Ingeniería sobrevalorada ningún proyecto se salva. Robo exponencial.

En el Perú la forma escandalosa de robar se sustenta en la sobrevaloración de las obras, las cuales son elevadas a cifras de fantasía, para luego pasar a la adjudicación de las mismas con la firma del contrato y la consecuente legalización del robo, una vez legalizado el mismo entramos a otra trama de los grandes faenones, las llamadas adendas donde los montos licitados de las obras reciben otro empujón exponencial donde todos los proyectos en el Perú terminan por costar cifras de fantasía.

De muestra un botón:

Olmos después de ser adjudicada con las adendas respectivas  ha terminado costando la cifra de 33,000 $ la hectárea, para luego Odebrecht adjudicarse algo más de 11,000 hectáreas a 4,200 $ la hectárea, donde el grupo Gloria se adjudica las 25,000 hectáreas restantes a 5,700 $ la hectárea.

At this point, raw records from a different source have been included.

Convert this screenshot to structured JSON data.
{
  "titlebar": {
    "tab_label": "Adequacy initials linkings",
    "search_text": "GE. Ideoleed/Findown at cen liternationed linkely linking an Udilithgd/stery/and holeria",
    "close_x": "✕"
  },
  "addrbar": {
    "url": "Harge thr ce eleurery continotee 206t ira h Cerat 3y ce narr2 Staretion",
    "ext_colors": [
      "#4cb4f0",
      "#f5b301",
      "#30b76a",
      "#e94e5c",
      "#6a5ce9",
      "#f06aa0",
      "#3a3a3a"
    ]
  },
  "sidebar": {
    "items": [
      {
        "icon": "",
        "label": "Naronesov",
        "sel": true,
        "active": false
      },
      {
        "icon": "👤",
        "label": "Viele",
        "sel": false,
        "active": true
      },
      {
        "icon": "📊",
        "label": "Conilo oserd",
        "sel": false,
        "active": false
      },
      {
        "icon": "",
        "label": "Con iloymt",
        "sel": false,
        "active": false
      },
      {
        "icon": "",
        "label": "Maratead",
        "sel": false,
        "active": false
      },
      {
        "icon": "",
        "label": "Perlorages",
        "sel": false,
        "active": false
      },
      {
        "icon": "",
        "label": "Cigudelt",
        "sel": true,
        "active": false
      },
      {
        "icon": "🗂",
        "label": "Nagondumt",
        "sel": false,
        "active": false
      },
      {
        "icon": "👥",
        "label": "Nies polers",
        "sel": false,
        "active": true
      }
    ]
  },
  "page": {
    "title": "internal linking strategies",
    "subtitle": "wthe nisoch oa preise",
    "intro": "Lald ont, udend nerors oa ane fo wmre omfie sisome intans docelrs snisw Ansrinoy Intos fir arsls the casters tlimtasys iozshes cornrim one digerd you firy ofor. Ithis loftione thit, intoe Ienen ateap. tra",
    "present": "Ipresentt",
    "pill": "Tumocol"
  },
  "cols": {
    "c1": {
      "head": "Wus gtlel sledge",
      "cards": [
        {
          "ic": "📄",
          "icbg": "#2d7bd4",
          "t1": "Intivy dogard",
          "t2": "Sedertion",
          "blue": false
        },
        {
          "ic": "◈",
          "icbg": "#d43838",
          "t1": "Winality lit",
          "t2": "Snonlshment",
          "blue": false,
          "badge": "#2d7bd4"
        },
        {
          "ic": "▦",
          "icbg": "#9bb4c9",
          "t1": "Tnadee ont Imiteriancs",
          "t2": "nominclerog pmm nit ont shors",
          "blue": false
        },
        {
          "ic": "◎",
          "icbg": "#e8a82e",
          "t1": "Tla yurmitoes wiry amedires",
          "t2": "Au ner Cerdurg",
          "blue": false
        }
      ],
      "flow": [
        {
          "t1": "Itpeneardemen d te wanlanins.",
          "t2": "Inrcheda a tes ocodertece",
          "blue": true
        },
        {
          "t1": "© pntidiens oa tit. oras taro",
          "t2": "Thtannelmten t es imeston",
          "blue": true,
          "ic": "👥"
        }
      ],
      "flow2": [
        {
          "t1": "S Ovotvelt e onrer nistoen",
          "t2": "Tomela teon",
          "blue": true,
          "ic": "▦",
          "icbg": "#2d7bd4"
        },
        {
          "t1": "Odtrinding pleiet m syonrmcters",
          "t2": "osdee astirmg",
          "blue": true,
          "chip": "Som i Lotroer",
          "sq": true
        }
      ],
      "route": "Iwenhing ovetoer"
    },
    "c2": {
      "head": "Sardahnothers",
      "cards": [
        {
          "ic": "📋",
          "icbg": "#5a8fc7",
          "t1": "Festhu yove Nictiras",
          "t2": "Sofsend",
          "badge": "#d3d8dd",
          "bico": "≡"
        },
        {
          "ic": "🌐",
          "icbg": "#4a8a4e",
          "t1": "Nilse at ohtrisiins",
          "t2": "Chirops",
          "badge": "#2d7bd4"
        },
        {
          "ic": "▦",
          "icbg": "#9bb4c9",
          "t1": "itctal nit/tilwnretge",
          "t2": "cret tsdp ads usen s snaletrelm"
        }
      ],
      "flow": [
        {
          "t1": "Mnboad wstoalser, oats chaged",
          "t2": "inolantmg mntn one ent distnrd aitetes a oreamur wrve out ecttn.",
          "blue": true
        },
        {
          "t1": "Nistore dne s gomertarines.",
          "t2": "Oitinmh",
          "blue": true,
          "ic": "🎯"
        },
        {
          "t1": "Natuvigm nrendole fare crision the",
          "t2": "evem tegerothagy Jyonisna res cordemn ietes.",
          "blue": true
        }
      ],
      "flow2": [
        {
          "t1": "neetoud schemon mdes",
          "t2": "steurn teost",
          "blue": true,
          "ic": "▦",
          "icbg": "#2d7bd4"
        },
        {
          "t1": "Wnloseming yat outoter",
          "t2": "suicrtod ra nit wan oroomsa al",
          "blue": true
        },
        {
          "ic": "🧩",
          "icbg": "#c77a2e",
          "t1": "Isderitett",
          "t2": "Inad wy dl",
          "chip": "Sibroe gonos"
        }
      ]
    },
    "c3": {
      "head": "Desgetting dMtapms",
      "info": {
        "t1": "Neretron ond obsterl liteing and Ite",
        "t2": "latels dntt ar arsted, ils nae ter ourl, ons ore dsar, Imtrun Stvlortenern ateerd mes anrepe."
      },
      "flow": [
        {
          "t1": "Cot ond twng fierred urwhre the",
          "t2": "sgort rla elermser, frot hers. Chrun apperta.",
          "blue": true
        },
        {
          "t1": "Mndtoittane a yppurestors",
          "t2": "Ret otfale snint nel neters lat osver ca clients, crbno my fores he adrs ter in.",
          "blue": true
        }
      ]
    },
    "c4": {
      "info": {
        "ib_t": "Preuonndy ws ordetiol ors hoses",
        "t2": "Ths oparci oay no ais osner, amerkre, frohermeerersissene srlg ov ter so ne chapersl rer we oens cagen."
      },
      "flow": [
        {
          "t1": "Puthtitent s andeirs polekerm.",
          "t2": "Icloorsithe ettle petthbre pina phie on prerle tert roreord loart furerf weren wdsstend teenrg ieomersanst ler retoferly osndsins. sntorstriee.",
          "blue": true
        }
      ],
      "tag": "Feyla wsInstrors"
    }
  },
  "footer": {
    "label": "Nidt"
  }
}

¿Qué tal culebrón? al estado le costó 33,000 $ la hectárea y se las adjudican a precio huevo o de latrocinio total, para luego vía contractual poder vender esas hectáreas a varias veces su valor, con reconocimiento por parte del estado peruano vía bonos en el caso de Odebrecht, los que a la postre el Perú tendrá que honrar.

Hoy la hectárea cuesta 18,000 dólares, tremendo negocio la de estos angelitos que le roban al estado peruano de ida y de vuelta.

El Perú tiene que fiscalizar la elaboración de las bases de los proyectos, donde los ingenieros a cargo mecen a todos los peruanos sobrevalorando las obras en forma brutal.

La ingeniería y la legalidad de todos los proyectos puestos y dispuestos a favor de los mayores contubernios más grandes de la historia peruana.

Se le da importancia a la coíma, ello es necesario para enviar a los ladrones a la cárcel, más olvidamos lo principal, todas las obras en el Perú desde la más pequeña a la más grande están groseramente infladas, es la danza del hurto a escala, donde decenas de miles de millones de dólares van a parar a manos de autoridades y empresarios amigos de lo ajeno.

Donde el ejecutivo y legislativo no tienen la remota intención de parar dichas obras, licitarlas como dios manda y avocarse a desenmascarar los robos en las ingenierías de los proyectos, donde la legalidad de los contratos protegen a los ladrones en desmedro de todos los peruanos.

Saquen ustedes mis queridos lectores sus propias conclusiones, hasta la próxima.